Un libro ripercorre volti e storie dei 21 decapitati in Libia nel 2015

(ANSA) - ROMA, 19 FEB - I nomi, i volti, le storie, perché non siano ricordati solo come "un gruppo" ma con la loro identità, la loro giovinezza, la voglia di un futuro migliore. Sono i 21 copti che furono uccisi dall'Isis il 15 febbraio del 2015 su una spiaggia della Libia, dove si trovavano per lavoro.
    La loro vicenda è raccontata nel libro di Martin Mosebach, "I 21. Viaggio nella terra dei martiri copti", che ora arriva anche in Italia con l'editore Cantagalli.
    Le immagini di quella esecuzione fecero il giro del mondo. Le vittime erano in ginocchio davanti ai loro sicari con le tute arancioni. Vennero decapitati. Lo scrittore tedesco ha deciso allora di intraprendere un viaggio nell'Alto Egitto, da dove veniva la maggior parte di quei giovani, per cercare le loro storie, i loro familiari, e le origini di una fede che li ha portati a rivolgere le ultime parole a Cristo, come poi è stato rivelato leggendo il labiale di quei cristiani che affrontarono la morte sussurrando appunto una preghiera. Tra i 21 c'era anche un non egiziano, Matthew, proveniente dal Ghana che scelse di condividere la sorte dei suoi compagni di lavoro cristiani.
    Mosebach ha cercato di conoscere le loro storie personali, a partire dalla loro fede, perché "oggi tendiamo a pensare che dietro ad ogni conflitto fra le religioni vi siano soprattutto motivi politici ed economici". E invece per questi giovani egiziani la religione era "l'ultima e più alta realtà della vita". Così come lo è per tutta la minoranza cristiana in Egitto. I 21 lavoratori, che erano emigrati per necessità economiche in Libia, pur sapendo dei pericoli ai quali andavano incontro, uccisi dagli islamisti infatti "vivevano in un mondo nel quale da molti secoli essere cristiani non era qualcosa di ovvio". Fare carriera, ma anche semplicemente studiare e trovare un lavoro dignitoso, non è semplice per i cristiani che vivono in uno dei più grandi Paesi musulmani. Ma la storia del cristianesimo in Egitto, dove, se pur minoranza, comunque i fedeli sono dieci-dodici milioni di persone, risale alle origini stesse di questa fede. E' normale dunque essere praticanti, andare a Messa, pregare tutti i giorni, tatuarsi la croce sul dorso della mano o mettere al proprio figlio un nome cristiano. Pur sapendo quale corsa ad ostacoli sarà la vita.

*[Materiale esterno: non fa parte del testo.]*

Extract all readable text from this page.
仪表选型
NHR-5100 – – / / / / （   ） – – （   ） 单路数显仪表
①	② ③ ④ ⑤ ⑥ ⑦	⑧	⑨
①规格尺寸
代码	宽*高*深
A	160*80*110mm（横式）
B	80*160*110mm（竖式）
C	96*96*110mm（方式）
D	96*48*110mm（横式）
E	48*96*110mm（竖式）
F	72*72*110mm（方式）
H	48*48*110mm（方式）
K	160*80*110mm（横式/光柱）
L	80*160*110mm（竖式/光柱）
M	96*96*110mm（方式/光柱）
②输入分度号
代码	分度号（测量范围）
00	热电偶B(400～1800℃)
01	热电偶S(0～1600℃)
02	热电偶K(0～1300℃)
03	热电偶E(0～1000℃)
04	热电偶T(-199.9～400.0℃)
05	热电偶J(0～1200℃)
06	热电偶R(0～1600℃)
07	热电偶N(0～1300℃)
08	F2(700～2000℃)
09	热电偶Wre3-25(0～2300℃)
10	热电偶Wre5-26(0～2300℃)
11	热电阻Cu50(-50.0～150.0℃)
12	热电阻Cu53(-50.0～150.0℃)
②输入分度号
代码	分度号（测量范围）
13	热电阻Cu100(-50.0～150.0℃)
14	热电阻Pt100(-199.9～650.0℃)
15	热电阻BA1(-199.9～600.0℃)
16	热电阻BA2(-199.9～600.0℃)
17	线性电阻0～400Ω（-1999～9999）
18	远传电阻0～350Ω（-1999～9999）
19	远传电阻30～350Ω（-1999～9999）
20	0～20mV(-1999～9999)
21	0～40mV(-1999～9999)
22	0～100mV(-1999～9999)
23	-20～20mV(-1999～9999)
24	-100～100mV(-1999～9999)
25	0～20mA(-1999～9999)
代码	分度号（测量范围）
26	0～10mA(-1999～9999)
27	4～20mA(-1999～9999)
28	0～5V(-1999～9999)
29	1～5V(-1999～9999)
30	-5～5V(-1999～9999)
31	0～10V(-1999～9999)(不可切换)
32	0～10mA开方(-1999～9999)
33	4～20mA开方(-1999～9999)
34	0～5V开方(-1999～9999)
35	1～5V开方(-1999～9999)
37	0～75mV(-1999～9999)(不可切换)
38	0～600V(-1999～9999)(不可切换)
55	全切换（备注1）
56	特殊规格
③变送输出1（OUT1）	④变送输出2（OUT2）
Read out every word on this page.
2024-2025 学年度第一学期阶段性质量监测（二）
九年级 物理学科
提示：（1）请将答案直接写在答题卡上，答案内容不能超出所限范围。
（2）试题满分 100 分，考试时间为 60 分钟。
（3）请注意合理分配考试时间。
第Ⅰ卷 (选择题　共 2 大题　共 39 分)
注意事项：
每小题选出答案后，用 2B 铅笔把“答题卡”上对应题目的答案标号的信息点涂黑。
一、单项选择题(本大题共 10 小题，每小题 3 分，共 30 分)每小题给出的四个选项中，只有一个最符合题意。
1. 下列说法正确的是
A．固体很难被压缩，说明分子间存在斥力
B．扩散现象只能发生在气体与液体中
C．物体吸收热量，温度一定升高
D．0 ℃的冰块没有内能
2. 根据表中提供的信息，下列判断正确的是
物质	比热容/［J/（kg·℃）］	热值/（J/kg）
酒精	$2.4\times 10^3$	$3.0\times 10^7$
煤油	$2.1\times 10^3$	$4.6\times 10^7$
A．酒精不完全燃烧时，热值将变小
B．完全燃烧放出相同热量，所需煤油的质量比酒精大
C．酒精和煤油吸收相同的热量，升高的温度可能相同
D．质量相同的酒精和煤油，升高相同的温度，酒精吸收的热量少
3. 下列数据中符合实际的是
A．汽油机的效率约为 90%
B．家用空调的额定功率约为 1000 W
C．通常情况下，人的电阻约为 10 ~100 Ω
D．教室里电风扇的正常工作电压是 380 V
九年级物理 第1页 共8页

    Le salme dei 21 copti, una volta trovate in Libia, furono riportate in Egitto e sono nel santuario sorto nel villaggio di al Awar (provincia egiziana di Minya) per essere ricordate. La Chiesa copto-ortodossa li ha infatti immediatamente riconosciuti come "martiri". E il santuario è stato realizzato grazie anche alla collaborazione finanziaria delle autorità civili, per volere del presidente Al-Sisi. Un finanziamento eccezionale in quanto in Egitto la Chiesa cristiana è economicamente indipendente e non riceve normalmente aiuti dallo Stato. La memoria liturgica è stata celebrata qualche giorno fa, il 15 febbraio, e quest'anno alcune coppie di sposi hanno voluto sposarsi in questo giorno per rendere omaggio proprio a quei 21 martiri della fede. (ANSA).